Blue Cross Blue Shield of Kansas City (Blue KC) is a regional insurer serving the greater Kansas City, Mo., market and two Kansas counties. It counts nearly one million members. In 2009, it launched a patient-centered medical home (PCMH) program with area primary care physicians, which has grown from 67 practitioners at its inception to more than 420 doctors today caring for 110,000 Blue KC members. Building on the success of its PCMH initiative, the insurer is bringing a similar model to area health systems and recently signed St. Luke’s Health System as the first under its new Collaborative Value Program. Senior vice president and chief contracting officer Brian Burns spoke recently with Healthcare Finance News Senior Editor Chris Anderson about using the PCMH model as the backbone of Blue KC’s health system collaborations.
Q: Why did Blue KC decide to launch the Collaborative Value Program focused on hospitals?

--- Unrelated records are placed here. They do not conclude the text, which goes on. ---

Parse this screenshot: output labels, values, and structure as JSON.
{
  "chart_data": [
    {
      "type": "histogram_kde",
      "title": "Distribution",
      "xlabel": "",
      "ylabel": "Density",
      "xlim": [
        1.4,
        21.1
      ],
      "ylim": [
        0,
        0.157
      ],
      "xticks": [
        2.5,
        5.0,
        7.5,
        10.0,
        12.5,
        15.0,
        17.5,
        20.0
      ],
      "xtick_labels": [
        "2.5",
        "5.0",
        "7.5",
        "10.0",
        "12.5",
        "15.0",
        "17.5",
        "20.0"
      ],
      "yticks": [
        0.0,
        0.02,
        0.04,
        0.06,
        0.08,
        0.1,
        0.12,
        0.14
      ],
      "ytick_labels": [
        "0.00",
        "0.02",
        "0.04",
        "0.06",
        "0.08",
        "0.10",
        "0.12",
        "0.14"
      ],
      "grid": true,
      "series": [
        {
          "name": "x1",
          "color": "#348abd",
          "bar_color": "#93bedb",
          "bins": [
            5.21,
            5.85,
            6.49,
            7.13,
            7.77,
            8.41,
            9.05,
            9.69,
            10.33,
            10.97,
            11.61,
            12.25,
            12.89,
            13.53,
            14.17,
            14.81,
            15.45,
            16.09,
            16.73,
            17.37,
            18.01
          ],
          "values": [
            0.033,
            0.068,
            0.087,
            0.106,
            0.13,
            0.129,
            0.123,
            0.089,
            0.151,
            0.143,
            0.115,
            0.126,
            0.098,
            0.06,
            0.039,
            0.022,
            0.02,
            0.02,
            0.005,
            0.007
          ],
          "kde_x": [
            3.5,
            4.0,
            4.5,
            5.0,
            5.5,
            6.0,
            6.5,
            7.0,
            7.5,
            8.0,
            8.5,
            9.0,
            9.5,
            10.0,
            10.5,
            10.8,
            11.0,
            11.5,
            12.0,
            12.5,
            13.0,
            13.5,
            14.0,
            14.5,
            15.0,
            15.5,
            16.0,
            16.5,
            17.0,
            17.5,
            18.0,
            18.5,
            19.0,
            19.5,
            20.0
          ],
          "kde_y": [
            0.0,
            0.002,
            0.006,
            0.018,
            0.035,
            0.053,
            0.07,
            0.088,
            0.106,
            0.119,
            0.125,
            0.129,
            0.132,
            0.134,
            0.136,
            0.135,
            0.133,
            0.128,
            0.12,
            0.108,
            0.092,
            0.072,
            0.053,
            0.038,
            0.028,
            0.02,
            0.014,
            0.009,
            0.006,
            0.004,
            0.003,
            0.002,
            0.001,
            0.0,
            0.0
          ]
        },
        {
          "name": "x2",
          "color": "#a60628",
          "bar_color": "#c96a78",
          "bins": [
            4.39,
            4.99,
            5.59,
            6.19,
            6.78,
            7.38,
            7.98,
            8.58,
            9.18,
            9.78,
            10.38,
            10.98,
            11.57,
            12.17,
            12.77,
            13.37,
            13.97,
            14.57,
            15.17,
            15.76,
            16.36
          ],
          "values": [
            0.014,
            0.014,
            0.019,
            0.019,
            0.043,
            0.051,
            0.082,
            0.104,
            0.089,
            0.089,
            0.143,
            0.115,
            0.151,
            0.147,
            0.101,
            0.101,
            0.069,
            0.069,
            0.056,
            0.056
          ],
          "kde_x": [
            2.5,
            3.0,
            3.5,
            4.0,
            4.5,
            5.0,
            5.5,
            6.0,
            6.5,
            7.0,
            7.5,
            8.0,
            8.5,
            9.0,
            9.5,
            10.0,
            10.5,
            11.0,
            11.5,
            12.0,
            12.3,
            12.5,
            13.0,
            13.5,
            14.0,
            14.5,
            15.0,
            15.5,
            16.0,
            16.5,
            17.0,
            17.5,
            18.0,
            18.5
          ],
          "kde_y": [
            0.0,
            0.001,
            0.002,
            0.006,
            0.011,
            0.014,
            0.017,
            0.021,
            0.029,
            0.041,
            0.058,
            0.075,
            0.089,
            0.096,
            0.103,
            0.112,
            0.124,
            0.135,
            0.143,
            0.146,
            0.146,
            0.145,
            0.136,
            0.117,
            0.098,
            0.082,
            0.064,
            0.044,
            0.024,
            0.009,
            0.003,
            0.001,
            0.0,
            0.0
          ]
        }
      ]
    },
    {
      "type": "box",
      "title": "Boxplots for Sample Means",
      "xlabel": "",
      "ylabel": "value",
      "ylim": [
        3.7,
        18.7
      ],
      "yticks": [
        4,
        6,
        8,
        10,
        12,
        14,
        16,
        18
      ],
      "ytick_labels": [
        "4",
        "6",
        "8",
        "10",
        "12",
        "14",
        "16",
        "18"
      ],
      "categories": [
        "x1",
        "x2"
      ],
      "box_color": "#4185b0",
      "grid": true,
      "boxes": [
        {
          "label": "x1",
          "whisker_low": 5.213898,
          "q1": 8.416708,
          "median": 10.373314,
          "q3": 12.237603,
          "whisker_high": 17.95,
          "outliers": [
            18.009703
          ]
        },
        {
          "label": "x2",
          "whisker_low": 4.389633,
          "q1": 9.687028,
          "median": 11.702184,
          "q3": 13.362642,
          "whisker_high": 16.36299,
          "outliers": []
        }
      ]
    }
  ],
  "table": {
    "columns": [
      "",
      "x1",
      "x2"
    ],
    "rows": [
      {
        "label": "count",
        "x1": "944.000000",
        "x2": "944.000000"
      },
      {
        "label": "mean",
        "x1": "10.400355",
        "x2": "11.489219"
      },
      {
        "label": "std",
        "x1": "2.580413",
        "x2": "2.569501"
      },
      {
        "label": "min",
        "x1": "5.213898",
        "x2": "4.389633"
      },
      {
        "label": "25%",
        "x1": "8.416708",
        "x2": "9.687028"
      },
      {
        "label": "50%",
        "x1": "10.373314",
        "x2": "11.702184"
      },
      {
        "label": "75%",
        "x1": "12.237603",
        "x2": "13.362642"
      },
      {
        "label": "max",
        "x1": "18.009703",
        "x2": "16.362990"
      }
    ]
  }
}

A: Well, it’s an extension of what we have done with the primary care physicians with the patient centered medical homes. (With) that program and the reimbursement method under the PCMH, the quality metrics and the attribution of methods we undergo in the PCMH is very similar in the Collaborative Value Program. That data we collect in our system from (all) providers for each patient and what we are able to send back to the primary care practices is what I call a clinical 360-degree view of a patient’s health status. The primary care physician knows of a part of that because he has been treating that patient, but he may or may not have known about the other aspects of healthcare that patient has received from (other) providers because it is a fragmented system. The Collaborative Value Program builds on that, with hospital-employed primary care physicians.
Q: How might an agreement in the Collaborative Value Program differ from one in your PCMH initiative?
A: The programs may differ or deviate from one another based on each specific deal. So incentivizing on one aspect at one system may be different than it is at another system. We emphasize the word collaborative, as this is a team approach with the health systems. We don’t want to go out and say: “Here’s how we want to do it and here is how we want to measure you.” Instead we want to have a collaboration with them and have a program that makes the most sense for everyone. But again, the program has to focus on providing quality access and affordability.
Q: Many insurers have taken the route of working with health systems in an accountable care organization model. Why did Blue KC decide to instead build upon your existing PCMH model for a shared-savings model with health systems?
A: I think our program has more collaboration built into it - built on the PCMH chassis. We say we are all-in on PCMH and that means building the infrastructure. It means funding it. It means putting the provider support consultants out in the community. It includes supporting them with clinical programs. It is all of that wrapped together that makes the Collaborative Value Program stand out from the garden-variety ACO.